Police controversy • Their views split on the police department, which has been the center of controversy revolving around allegations of mishandled evidence in some narcotics cases and last year's fatal shooting by two detectives of Danielle Willard during an alleged drug bust. Bigelow ranked restoring trust in law enforcement as a priority, while Lang attributed the problems to a few "bad apples" who have been dealt with.
Lang and Huyhn believe they will work well with Bigelow.
"I think he'll be a good mayor," Huynh said.
Another primary candidate for the mayor's position, former West Valley City Council member Margaret Peterson, described Bigelow as "very well-spoken and very intelligent."
"He'll represent the city well," she said.

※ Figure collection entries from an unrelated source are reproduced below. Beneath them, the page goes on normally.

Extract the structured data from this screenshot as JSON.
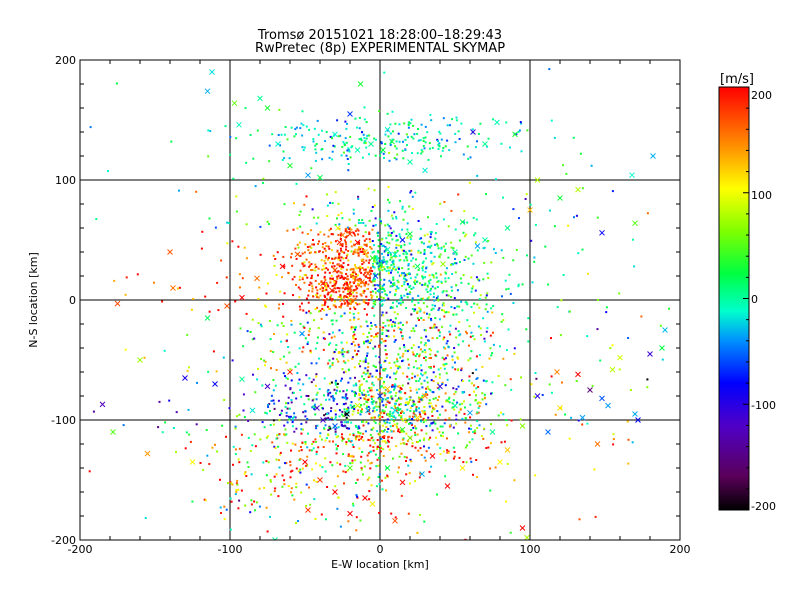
{
  "chart_data": {
    "type": "scatter",
    "title": "Tromsø 20151021 18:28:00–18:29:43",
    "subtitle": "RwPretec (8p) EXPERIMENTAL SKYMAP",
    "xlabel": "E-W location [km]",
    "ylabel": "N-S location [km]",
    "xlim": [
      -200,
      200
    ],
    "ylim": [
      -200,
      200
    ],
    "xticks": [
      "-200",
      "-100",
      "0",
      "100",
      "200"
    ],
    "yticks": [
      "-200",
      "-100",
      "0",
      "100",
      "200"
    ],
    "grid": true,
    "colorbar": {
      "label": "[m/s]",
      "range": [
        -200,
        200
      ],
      "ticks": [
        "200",
        "100",
        "0",
        "-100",
        "-200"
      ],
      "colormap": "rainbow (black → purple → blue → cyan → green → yellow → red)"
    },
    "series": [
      {
        "marker": "x",
        "points": [
          [
            -112,
            190
          ],
          [
            -115,
            174
          ],
          [
            -97,
            164
          ],
          [
            -94,
            146
          ],
          [
            -80,
            168
          ],
          [
            -75,
            160
          ],
          [
            -68,
            130
          ],
          [
            -60,
            112
          ],
          [
            -48,
            104
          ],
          [
            -40,
            102
          ],
          [
            -20,
            155
          ],
          [
            -13,
            180
          ],
          [
            -6,
            130
          ],
          [
            2,
            125
          ],
          [
            8,
            132
          ],
          [
            20,
            115
          ],
          [
            30,
            108
          ],
          [
            5,
            142
          ],
          [
            -30,
            138
          ],
          [
            -15,
            125
          ],
          [
            62,
            140
          ],
          [
            70,
            130
          ],
          [
            78,
            148
          ],
          [
            90,
            138
          ],
          [
            105,
            100
          ],
          [
            132,
            92
          ],
          [
            168,
            104
          ],
          [
            170,
            64
          ],
          [
            182,
            120
          ],
          [
            148,
            56
          ],
          [
            120,
            85
          ],
          [
            100,
            75
          ],
          [
            85,
            60
          ],
          [
            70,
            50
          ],
          [
            65,
            45
          ],
          [
            50,
            40
          ],
          [
            42,
            30
          ],
          [
            55,
            65
          ],
          [
            -28,
            60
          ],
          [
            -25,
            54
          ],
          [
            -27,
            48
          ],
          [
            -20,
            55
          ],
          [
            -15,
            48
          ],
          [
            -10,
            40
          ],
          [
            -5,
            35
          ],
          [
            0,
            30
          ],
          [
            -30,
            25
          ],
          [
            -38,
            14
          ],
          [
            -32,
            8
          ],
          [
            -20,
            10
          ],
          [
            -12,
            15
          ],
          [
            -8,
            22
          ],
          [
            -3,
            20
          ],
          [
            5,
            42
          ],
          [
            10,
            38
          ],
          [
            15,
            50
          ],
          [
            20,
            55
          ],
          [
            25,
            28
          ],
          [
            -55,
            38
          ],
          [
            -65,
            28
          ],
          [
            -82,
            18
          ],
          [
            -92,
            2
          ],
          [
            -185,
            -87
          ],
          [
            -178,
            -110
          ],
          [
            -175,
            -3
          ],
          [
            -160,
            -50
          ],
          [
            -155,
            -128
          ],
          [
            -140,
            40
          ],
          [
            -138,
            10
          ],
          [
            -130,
            -65
          ],
          [
            -125,
            -135
          ],
          [
            -115,
            -15
          ],
          [
            -110,
            -70
          ],
          [
            -92,
            -66
          ],
          [
            -85,
            -92
          ],
          [
            -102,
            -5
          ],
          [
            -75,
            -72
          ],
          [
            -60,
            -60
          ],
          [
            -52,
            -28
          ],
          [
            -42,
            -90
          ],
          [
            -38,
            -100
          ],
          [
            -30,
            -105
          ],
          [
            -22,
            -95
          ],
          [
            -15,
            -88
          ],
          [
            -8,
            -92
          ],
          [
            0,
            -80
          ],
          [
            5,
            -74
          ],
          [
            10,
            -92
          ],
          [
            15,
            -108
          ],
          [
            20,
            -115
          ],
          [
            25,
            -98
          ],
          [
            30,
            -80
          ],
          [
            40,
            -72
          ],
          [
            50,
            -88
          ],
          [
            60,
            -94
          ],
          [
            75,
            -110
          ],
          [
            85,
            -125
          ],
          [
            95,
            -105
          ],
          [
            105,
            -80
          ],
          [
            -50,
            -135
          ],
          [
            -40,
            -150
          ],
          [
            -30,
            -160
          ],
          [
            -20,
            -178
          ],
          [
            -10,
            -165
          ],
          [
            5,
            -140
          ],
          [
            15,
            -152
          ],
          [
            28,
            -145
          ],
          [
            35,
            -130
          ],
          [
            45,
            -155
          ],
          [
            55,
            -140
          ],
          [
            80,
            -135
          ],
          [
            95,
            -190
          ],
          [
            98,
            -198
          ],
          [
            10,
            -184
          ],
          [
            -5,
            -170
          ],
          [
            -20,
            -140
          ],
          [
            -48,
            -175
          ],
          [
            -70,
            -200
          ],
          [
            118,
            -60
          ],
          [
            132,
            -62
          ],
          [
            140,
            -75
          ],
          [
            148,
            -82
          ],
          [
            152,
            -88
          ],
          [
            160,
            -48
          ],
          [
            155,
            -58
          ],
          [
            170,
            -95
          ],
          [
            180,
            -45
          ],
          [
            190,
            -25
          ],
          [
            188,
            -40
          ],
          [
            172,
            -100
          ],
          [
            145,
            -120
          ],
          [
            135,
            -98
          ],
          [
            120,
            -90
          ],
          [
            112,
            -110
          ]
        ]
      },
      {
        "marker": "dot",
        "note": "several thousand small colored points forming a dense central cloud around (-20..40, -110..60) km plus a diffuse halo; colors encode Doppler velocity on the colorbar scale"
      }
    ]
  }
}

Peterson added that she believes Bigelow should include transparency in government, particularly when it comes to the police department, among his priorities.
Bigelow said restoring public faith in the police will be an evolving process that will take a few years and he wants to fully disclose all of the steps being taken. Public opinion will serve as a barometer, he said, and negative feedback will show that the city isn't doing enough.
He also plans to get public input on all issues at meetings with neighborhood groups and other organizations. A common complaint he heard while campaigning door-to-door, Bigelow said, was "the city doesn't listen."
"The more we listen to our citizens, the more confidence they'll have in the government," he said.
Polishing WVC's image • In addition, Bigelow wants to improve the image of the city, which he believes suffers from an unfair reputation for crime and rundown neighborhoods. In truth, West Valley is a safe, family-oriented community with nice homes in a number of price ranges, he said.
"For all of the media hype, for most of us who live out here, it's very safe," said Bigelow, a 36-year resident of West Valley City. "The people who live here understand what it's really like."
Vinn Roos, a West Valley resident who assisted Bigelow in his campaign, says his friend will be successful as mayor. He described Bigelow as a unifier who wants input from people on all sides of an issue.
"He wants to make the best decision he can," Roos said. "He wants to know where we're going so he can have a plan. He's one of the wisest persons I've known."
Ron Bigelow, 64, is a certified public accountant who represented West Valley City in the Utah House from 1995 until he gave up the seat in late 2010 to become state budget director. He retired from that position in January. Before that, Bigelow was a finance manager with The Church of Jesus Christ of Latter-day Saints for 28 years.